According to the Mobility 2014 research study, conducted by World Wide Worx with the backing of First National Bank, people in the 19 - 24 age group are abandoning spending on voice calls in favour of data.

The results show that voice declined to 56% of the group's cellphone expense, down around 10% from 2012, while spending on data increased from 17% to 24%.

But it's not only young people: Spending on voice calls declined to 65% as a share of mobile expense across all demographics, down from 77% in 2010.

Data spend, on the other hand increased from 12% to 16%.


"Older users continue to spend far more overall, but the powerful shift in spend from voice to data will work its way up the age segments in the coming years," said Arthur Goldstuck, managing director of World Wide Worx.

Mobile operators have noticed the shift and there have been a variety of data offers to encourage consumers to utilise the service.

"Group data revenue increased 29%, even as we actively reduced data prices. In South Africa as an example, the average price per megabyte came down 16%," Vodacom CEO Shameel Joosub told News24.

But spectrum to continue accelerating the expansion of wireless broadband has proved challenging.

Operators have been frustrated the by the fumbling at allocating spectrum, particularly in the 800MHz band.

"The big thing for us is that data traffic in South Africa is growing by 70% year-on-year so we need the additional capacity to be able to offload the 3G network and further improve the customer experience," Joosub said.

International organisation the GSM Association recently released its report on the state of the mobile economy and found that while SIM penetration in SA is at over 100%, the picture is more complex than the numbers suggest.

Feature phones

"We've gone behind the headline SIM penetration and looked at unique subscriber penetration. And we found that while SIM penetration on average across Sub-Saharan Africa is about 61%, people have multiple SIM cards - it's 31% on a unique subscriber basis," said Peter Lyons, director of Public Policy Africa Middle East at the GSMA.

The Mobility study found that Nokia dominates the South African market though its share is declining, from 50% to 44%. BlackBerry has increased its market share from 18% to 23%, and Samsung has a 19% share.
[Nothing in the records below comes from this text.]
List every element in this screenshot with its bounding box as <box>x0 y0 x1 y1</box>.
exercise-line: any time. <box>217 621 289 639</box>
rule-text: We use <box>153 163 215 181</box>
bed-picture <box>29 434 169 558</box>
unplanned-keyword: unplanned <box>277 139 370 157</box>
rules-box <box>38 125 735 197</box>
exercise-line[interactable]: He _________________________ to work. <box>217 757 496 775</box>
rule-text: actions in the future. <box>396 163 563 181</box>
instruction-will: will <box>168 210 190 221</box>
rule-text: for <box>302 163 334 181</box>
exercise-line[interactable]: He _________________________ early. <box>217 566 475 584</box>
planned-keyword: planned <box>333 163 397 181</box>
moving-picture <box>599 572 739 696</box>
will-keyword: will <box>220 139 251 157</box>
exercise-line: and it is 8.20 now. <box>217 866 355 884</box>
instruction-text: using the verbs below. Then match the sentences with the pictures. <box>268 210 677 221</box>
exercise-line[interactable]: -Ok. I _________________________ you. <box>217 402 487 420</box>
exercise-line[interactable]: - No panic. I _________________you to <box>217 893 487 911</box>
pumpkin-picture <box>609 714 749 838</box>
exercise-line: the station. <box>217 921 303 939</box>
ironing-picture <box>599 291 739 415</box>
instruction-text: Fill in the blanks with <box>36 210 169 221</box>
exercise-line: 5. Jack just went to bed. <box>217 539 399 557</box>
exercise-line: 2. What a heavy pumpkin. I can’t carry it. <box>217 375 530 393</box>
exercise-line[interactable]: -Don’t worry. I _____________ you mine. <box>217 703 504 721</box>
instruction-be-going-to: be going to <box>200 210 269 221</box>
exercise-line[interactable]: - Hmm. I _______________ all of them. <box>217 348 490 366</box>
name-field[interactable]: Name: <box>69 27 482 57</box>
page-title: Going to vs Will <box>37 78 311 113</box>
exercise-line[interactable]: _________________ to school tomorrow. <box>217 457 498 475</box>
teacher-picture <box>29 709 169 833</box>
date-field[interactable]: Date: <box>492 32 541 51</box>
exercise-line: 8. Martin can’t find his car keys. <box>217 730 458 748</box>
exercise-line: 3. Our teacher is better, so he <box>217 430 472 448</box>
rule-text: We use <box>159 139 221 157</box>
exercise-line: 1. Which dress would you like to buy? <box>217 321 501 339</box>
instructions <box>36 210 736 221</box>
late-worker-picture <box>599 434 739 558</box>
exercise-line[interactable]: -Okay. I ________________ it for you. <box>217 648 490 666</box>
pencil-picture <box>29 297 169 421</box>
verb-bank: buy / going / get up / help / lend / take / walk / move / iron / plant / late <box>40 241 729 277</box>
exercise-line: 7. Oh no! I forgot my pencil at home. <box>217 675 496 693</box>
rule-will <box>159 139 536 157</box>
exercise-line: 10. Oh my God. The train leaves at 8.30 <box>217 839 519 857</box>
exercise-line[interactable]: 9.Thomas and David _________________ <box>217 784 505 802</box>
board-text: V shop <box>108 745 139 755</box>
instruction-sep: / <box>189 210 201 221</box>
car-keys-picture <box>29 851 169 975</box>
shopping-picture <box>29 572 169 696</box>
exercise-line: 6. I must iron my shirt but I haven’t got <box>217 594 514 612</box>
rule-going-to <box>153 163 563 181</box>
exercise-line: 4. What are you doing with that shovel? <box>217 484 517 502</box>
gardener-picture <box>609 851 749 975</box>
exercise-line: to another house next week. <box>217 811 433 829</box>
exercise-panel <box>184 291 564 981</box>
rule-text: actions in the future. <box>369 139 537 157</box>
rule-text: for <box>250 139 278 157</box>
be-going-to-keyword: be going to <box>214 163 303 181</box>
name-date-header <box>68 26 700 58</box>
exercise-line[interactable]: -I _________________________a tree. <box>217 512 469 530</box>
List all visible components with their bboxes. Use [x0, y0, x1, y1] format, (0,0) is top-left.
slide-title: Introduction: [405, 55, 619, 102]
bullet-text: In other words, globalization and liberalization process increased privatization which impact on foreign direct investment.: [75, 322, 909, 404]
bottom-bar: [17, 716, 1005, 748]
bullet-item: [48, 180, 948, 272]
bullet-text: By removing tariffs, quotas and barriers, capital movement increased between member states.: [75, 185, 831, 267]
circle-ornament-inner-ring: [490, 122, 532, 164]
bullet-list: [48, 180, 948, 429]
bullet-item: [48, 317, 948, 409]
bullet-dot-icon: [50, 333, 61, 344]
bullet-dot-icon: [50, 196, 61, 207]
The GSMA Sub-Saharan Africa Mobile Economy 2013 report also confirmed South Africa's status as dominated by feature phones.

"The region is also heavily dominated by lower cost mobile technologies, with over 86% of connections in the region at the end of 2013 expected to be 2G," the report says.

The organisation expects 4G networks to only command 2% of the market by 2017. This compares poorly to Asian countries like Japan where 2G was completely eliminated in 2011 and 4G has grown to 25% this year.